Open Space and Shelter Issues: We’re Not Learning the Lesson of New Orleans

My heart broke as I listened to one NPR report this morning. A man describes trying to put his devastated house in New Orleans back together, while city leaders debate whether his neighborhood should instead be turned into open space.

My heart ached for the man, who has only known this home. He speech suggests a hard-working, poor, and unworldly individual. I couldn’t tell if he’s elderly – but that would make his predicament even more daunting. I have no clue if he was white or black.

My heart ached as I thought about the first law of wilderness survival – a good shelter in a bad location is a bad shelter.

My heart ached and I thought about how it all got this way. I blame the pattern of greed and abuse currently characterized by George Bush and his toxic cronies – Cheney, Rove, Delay and the rest of the abusers.

I used to wonder how anyone could have let Adolph Hitler get away with his scheme. Now I’ve seen how it happens. George Bush has crafted the good old boy persona, which makes very poor, uneducated people think he understands them.

Poor people feel threatened by intellectuals, who often do not understand the challenges of extreme poverty. I didn’t either until I met a woman who chose to leave her culture of poverty. I had no clue that she was essentially shunned by those she grew up with, because she wanted to read books and learn about the world around her.

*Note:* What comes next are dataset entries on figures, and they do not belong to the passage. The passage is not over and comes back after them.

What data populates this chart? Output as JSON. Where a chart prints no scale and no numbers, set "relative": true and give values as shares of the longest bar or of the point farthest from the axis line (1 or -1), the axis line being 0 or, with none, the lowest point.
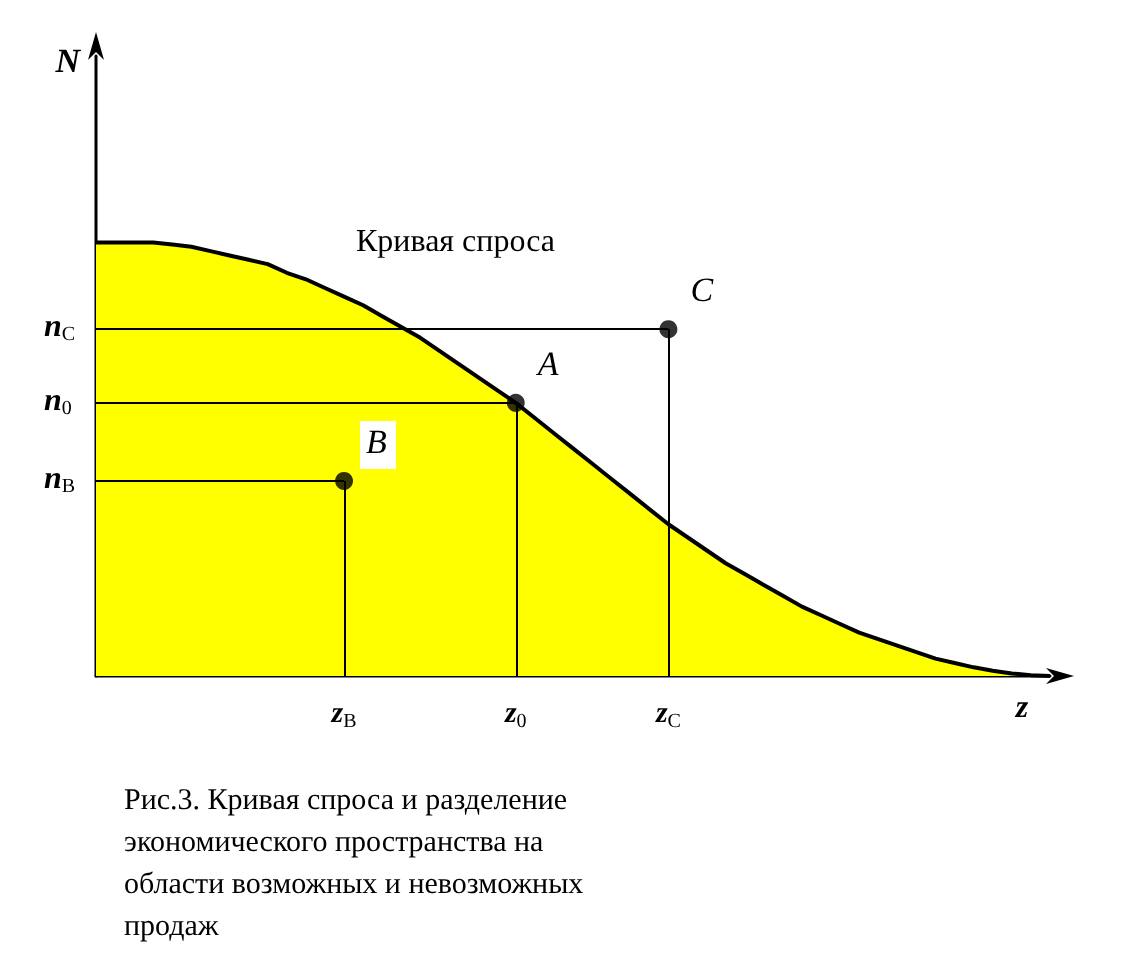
{
  "chart_data": {
    "type": "area",
    "relative": true,
    "xlabel": "z",
    "ylabel": "N",
    "categories": [
      null,
      null,
      null,
      null,
      null,
      null,
      null,
      null,
      null,
      null,
      null,
      null,
      null,
      "z$_{B}$",
      null,
      null,
      null,
      null,
      null,
      null,
      null,
      null,
      "z$_{0}$",
      null,
      null,
      null,
      null,
      null,
      null,
      null,
      "z$_{C}$",
      null,
      null,
      null,
      null,
      null,
      null,
      null,
      null,
      null,
      null,
      null,
      null,
      null,
      null,
      null,
      null,
      null,
      null,
      null,
      null
    ],
    "series": [
      {
        "color": "#ffff00",
        "values": [
          1.0,
          1.0,
          1.0,
          1.0,
          0.995,
          0.99,
          0.98,
          0.97,
          0.96,
          0.95,
          0.93,
          0.915,
          0.895,
          0.875,
          0.855,
          0.83,
          0.805,
          0.78,
          0.75,
          0.72,
          0.69,
          0.66,
          0.63,
          0.595,
          0.56,
          0.525,
          0.49,
          0.455,
          0.42,
          0.385,
          0.35,
          0.32,
          0.29,
          0.26,
          0.235,
          0.21,
          0.185,
          0.16,
          0.14,
          0.12,
          0.1,
          0.085,
          0.07,
          0.055,
          0.04,
          0.03,
          0.02,
          0.012,
          0.006,
          0.002,
          0
        ]
      },
      {
        "type": "scatter",
        "color": "#000000",
        "marker": "circle",
        "x": [
          "z$_{B}$",
          "z$_{0}$",
          "z$_{C}$"
        ],
        "values": [
          0.45,
          0.63,
          0.8
        ]
      }
    ],
    "annotations": [
      "Кривая спроса",
      {
        "text": "A",
        "x": "z$_{0}$",
        "y": 0.63
      },
      {
        "text": "B",
        "x": "z$_{B}$",
        "y": 0.45
      },
      {
        "text": "C",
        "x": "z$_{C}$",
        "y": 0.8
      },
      "n$_{C}$",
      "n$_{0}$",
      "n$_{B}$",
      "Рис.3. Кривая спроса и разделение экономического пространства на области возможных и невозможных продаж"
    ]
  }
}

In spite of my horror at watching our entire political, economic and social structure unravel, I am relieved to be an American. At least for now, even the poorest individuals among us live a more materially comfortable life than middle class people in most of the rest of the world.

That realization hit home most recently when I learned from an acquaintance who went home to visit family in Peru that people who are in the hospital have to purchase the medications and syringes they need from the pharmacy. Hospitals don’t stock these supplies. I mean someone has to literally leave the hospital, go to a pharmacy, purchase the materials and medicines and go back into the hospital to deliver them to the doctor.

We have so much prosperity here and we are so oblivious to the real good we could be doing if we were not so compelled to flood the planet with disposable junk.

I have no answers, just profound gratitude that fate set me in this part of the planet in an epoch of plenty and the hope that something I do in the course of my daily travels makes life just a little more meaningful for another living soul.